Tuesday, August 04, 2009
"Cash for Clunkers" working like a charm
One could argue that providing incentives to spur Americans into buying automobiles, even fuel efficient automobiles, is short-sighted and only delays the day when we are forced to transition our economy away from fossil-fuel energy. Certainly, there are some who make that argument and my tendency is to agree.
Nonetheless, for immediate relief from the agony of unemployment, the fall of housing prices, the general economic despair that has gripped the nation ever since the financial house-of-cards came crashing down last September, the Car Allowance Rebate System (id est "Cash for Clunkers") program seems to be doing a pretty damn good job.
The program is part of the stimulus package that passed Congress earlier this year. Participants can trade in their old vehicles and get up to $4500 in tax rebates with the purchase of newer, more fuel efficient vehicles. The primary requirement is that the old vehicle get 18 miles per gallon or less, and the new vehicle must get something better than that. You can find out the specifics and determine if your vehicles (the trade-in and the replacement) qualify at this handy-dandy government-run web site.
Originally, Congress had allocated $1 billion to this program, but demand has been so robust that the $1 billion is nearly gone already, a mere month after the program started. The response has been so big that Ford Motor Company reported an increase in sales of 1.5% for the month of July. This is the first increase in monthly sales that Ford has experienced in 2 years. Other auto manufacturers are reporting increased sales as well.
So, it seems that the stimulus package (or this small portion of it, anyway) may, in fact be working. Auto sales go up; auto workers keep their jobs; peripheral employment halts its slide; and to top it all off, overall consumption of petroleum in the United States goes down as a result. Lower CO2 emissions! Less smog! Less demand for gasoline!
The US Senate is now preparing to extend the program to the tune of another $2 billion. Reinforcing success. That's good government, to my way of thinking.
But, of course, Republicans, and most specifically Senator Jim DeMint (R-SC), are whining that the program is unnecessary government intervention in the free marketplace. Can you believe it? Oh my God!
As unfathomable as it seems to me, perhaps there are those who believe that the Republicans are sincere in their objections. Such persons could argue that Senator DeMint and those like him are making an ideological point. Senator DeMint and other Republicans, they might say, are truly and sincerely against government interference. Laissez-faire capitalism! Let the Market rule! But that argument falls dead when one considers how greedily Republican governors buried their snouts in the federal trough when stimulus funds were being advocated.

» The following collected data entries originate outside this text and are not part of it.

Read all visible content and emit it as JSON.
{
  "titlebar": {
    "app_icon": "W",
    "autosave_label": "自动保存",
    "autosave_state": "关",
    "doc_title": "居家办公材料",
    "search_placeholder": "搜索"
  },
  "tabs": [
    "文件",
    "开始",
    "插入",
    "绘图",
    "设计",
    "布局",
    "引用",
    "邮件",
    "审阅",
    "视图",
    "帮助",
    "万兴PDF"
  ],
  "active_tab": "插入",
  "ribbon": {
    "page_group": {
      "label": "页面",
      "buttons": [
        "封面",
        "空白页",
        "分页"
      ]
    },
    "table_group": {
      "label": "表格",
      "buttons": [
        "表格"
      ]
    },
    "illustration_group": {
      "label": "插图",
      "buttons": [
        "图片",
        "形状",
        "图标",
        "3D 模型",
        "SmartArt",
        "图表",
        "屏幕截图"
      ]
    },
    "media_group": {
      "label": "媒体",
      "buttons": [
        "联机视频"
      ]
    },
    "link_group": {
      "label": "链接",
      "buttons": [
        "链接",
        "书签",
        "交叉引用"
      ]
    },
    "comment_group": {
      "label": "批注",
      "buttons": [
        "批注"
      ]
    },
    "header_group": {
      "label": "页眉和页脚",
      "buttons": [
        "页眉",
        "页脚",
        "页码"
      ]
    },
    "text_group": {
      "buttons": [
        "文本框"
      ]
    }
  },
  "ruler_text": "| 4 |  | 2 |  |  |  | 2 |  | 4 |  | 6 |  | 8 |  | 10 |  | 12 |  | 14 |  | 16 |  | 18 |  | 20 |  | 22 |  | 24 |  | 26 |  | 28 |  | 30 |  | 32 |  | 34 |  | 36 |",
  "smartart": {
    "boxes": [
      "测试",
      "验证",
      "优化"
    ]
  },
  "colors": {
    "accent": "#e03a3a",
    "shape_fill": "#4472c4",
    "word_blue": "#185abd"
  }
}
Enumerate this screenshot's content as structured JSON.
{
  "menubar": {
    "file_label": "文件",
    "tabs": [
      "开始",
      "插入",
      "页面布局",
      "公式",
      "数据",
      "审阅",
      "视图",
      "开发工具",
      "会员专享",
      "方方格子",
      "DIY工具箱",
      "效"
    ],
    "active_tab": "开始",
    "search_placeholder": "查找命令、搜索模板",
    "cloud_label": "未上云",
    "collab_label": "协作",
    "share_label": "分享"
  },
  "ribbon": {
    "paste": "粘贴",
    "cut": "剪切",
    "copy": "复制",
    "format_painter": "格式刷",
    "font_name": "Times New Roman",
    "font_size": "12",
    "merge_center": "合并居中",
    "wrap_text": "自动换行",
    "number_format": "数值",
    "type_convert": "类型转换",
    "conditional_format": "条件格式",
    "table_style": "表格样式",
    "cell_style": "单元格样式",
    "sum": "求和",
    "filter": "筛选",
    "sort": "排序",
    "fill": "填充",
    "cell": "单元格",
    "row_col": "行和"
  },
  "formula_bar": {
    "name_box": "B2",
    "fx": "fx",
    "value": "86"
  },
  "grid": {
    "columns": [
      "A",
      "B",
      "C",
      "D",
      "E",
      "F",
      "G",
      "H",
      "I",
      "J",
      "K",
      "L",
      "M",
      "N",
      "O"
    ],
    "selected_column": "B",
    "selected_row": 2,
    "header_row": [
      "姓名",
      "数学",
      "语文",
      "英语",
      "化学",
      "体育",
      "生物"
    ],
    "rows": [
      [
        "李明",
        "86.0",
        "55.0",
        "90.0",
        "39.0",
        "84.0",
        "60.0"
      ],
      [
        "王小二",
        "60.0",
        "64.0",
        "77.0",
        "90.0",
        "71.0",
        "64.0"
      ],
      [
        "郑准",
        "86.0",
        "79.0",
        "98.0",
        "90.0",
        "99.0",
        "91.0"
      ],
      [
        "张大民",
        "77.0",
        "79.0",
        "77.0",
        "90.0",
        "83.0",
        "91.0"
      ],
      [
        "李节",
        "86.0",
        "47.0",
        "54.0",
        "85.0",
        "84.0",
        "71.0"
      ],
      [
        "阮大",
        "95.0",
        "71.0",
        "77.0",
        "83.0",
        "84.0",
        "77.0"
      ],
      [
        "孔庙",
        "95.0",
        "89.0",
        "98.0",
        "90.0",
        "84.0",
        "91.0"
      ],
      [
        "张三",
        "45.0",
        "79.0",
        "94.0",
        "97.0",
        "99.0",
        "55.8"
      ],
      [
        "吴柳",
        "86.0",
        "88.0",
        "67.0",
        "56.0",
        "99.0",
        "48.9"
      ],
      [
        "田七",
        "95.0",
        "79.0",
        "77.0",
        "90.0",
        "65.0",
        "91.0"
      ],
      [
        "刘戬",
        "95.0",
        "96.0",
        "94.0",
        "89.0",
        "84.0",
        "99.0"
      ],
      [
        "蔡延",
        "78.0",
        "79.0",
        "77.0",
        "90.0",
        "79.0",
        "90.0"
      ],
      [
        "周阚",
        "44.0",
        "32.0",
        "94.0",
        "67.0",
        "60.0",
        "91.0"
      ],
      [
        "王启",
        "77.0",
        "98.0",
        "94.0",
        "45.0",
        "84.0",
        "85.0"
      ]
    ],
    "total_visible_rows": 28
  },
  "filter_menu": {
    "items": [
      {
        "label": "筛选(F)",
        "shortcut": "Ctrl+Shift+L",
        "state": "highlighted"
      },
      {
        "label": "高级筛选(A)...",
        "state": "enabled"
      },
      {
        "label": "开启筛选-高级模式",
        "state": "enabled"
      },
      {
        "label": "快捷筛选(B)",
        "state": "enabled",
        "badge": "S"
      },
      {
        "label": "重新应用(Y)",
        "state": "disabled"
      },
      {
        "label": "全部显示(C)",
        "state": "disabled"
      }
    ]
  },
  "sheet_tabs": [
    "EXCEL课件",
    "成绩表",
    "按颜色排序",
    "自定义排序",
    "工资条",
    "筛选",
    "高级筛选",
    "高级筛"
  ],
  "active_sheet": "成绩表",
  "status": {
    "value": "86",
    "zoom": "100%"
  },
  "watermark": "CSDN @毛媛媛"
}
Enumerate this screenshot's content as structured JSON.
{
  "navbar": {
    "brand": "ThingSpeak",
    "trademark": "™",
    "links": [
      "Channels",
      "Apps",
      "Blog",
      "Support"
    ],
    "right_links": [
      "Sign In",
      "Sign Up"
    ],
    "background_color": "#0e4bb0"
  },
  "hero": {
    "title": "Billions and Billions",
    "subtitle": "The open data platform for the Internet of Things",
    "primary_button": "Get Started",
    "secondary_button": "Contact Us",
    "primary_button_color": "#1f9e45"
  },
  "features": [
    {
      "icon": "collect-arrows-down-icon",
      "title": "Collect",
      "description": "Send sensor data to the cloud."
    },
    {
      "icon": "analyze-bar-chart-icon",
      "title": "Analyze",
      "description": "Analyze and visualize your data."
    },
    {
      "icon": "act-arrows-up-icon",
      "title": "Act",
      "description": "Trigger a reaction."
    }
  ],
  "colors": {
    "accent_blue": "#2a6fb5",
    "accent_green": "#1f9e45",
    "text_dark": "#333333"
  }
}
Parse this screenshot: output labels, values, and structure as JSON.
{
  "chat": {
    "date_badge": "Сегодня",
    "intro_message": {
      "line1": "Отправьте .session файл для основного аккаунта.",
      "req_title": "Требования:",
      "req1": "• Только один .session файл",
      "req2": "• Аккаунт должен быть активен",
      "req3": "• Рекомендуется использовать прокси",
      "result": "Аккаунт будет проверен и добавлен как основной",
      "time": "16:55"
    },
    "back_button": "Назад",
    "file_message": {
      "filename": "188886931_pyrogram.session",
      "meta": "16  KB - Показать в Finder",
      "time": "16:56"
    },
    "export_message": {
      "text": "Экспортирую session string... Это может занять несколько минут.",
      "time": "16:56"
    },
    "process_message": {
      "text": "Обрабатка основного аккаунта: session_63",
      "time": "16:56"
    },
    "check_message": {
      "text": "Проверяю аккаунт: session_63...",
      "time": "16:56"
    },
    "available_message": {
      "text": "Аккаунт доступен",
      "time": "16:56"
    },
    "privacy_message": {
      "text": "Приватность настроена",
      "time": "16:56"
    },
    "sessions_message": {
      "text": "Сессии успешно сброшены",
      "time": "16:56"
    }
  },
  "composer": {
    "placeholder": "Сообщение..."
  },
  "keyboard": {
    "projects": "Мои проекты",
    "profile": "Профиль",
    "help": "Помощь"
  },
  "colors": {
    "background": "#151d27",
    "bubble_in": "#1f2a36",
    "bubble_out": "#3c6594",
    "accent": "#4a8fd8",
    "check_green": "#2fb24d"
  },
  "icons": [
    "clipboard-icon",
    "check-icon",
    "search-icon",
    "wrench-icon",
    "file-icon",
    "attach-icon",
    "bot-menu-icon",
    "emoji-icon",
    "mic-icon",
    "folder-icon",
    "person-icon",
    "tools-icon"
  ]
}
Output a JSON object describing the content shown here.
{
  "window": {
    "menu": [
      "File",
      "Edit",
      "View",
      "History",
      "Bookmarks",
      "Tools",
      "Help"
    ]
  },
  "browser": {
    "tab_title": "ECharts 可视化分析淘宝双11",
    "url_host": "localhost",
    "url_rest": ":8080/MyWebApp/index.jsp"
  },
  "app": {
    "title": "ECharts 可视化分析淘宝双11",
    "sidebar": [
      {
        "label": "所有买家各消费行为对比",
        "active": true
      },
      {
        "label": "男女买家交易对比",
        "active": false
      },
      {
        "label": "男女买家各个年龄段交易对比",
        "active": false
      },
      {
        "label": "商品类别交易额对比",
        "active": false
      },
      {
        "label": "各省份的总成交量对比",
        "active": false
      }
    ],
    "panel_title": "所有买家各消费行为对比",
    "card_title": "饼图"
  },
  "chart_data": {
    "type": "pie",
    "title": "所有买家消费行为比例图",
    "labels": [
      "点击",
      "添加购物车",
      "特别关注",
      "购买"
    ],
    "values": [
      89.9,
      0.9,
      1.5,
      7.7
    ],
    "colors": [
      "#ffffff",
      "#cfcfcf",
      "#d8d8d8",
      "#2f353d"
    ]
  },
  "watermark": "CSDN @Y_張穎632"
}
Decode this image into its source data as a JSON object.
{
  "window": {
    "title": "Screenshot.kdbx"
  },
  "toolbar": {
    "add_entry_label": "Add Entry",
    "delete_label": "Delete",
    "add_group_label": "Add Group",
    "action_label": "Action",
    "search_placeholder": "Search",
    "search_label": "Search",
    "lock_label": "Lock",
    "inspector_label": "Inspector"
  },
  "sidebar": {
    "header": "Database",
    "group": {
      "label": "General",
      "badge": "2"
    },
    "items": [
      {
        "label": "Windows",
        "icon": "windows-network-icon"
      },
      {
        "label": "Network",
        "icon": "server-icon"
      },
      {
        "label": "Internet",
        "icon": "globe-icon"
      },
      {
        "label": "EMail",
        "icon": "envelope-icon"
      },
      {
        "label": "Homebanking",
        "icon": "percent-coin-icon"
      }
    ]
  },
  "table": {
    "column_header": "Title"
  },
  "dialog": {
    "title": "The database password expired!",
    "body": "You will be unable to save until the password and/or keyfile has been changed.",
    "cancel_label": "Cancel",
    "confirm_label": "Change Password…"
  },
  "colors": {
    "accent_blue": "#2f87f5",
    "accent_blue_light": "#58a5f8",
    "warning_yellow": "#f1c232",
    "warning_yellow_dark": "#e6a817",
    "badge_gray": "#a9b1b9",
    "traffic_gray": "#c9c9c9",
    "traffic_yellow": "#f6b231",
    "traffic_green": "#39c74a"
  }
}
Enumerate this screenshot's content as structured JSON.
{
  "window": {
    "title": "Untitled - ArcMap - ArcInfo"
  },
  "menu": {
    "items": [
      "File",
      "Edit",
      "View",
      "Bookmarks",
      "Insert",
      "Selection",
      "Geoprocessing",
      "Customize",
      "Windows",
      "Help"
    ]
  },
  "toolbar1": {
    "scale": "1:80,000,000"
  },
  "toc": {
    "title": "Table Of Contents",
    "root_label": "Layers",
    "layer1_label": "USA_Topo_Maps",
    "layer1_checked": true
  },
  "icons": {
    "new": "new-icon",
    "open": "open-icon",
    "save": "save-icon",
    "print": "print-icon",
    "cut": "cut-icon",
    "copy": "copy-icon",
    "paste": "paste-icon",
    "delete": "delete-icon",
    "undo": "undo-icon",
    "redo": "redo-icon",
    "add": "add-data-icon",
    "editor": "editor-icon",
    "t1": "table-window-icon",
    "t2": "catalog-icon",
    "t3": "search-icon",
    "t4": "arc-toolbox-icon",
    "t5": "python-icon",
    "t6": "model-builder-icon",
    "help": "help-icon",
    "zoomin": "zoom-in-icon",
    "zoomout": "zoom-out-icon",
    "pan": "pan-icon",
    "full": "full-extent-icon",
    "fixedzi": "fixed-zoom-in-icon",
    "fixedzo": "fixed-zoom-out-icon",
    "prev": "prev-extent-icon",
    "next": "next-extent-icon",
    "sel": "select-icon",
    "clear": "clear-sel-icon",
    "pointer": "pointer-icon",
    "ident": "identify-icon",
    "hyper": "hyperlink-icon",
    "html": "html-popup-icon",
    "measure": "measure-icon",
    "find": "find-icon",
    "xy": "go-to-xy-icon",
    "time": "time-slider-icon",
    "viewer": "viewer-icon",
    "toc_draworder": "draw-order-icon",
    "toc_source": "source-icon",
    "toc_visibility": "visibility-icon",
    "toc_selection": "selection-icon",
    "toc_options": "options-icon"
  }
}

I think the real objection that opponents of the "Cash for Clunkers" program have is that it just might work! Republicans know that their only path back to power for the foreseeable future is a weak economy and the perception that President Obama is ineffectual. A government program that is visibly effective at combating the recession is their worst nightmare. All their shrieking about socialism would be exposed as the demagoguery that it is. The feeble germination of their hopes for picking up congressional seats in 2010 hinges on extending people's misery.
The latest news is that Senator Harry Reid (D-NV) predicts that the program will be extended before the August recess. Jim DeMint even grumpily said he would not block a vote. Sucks to be him.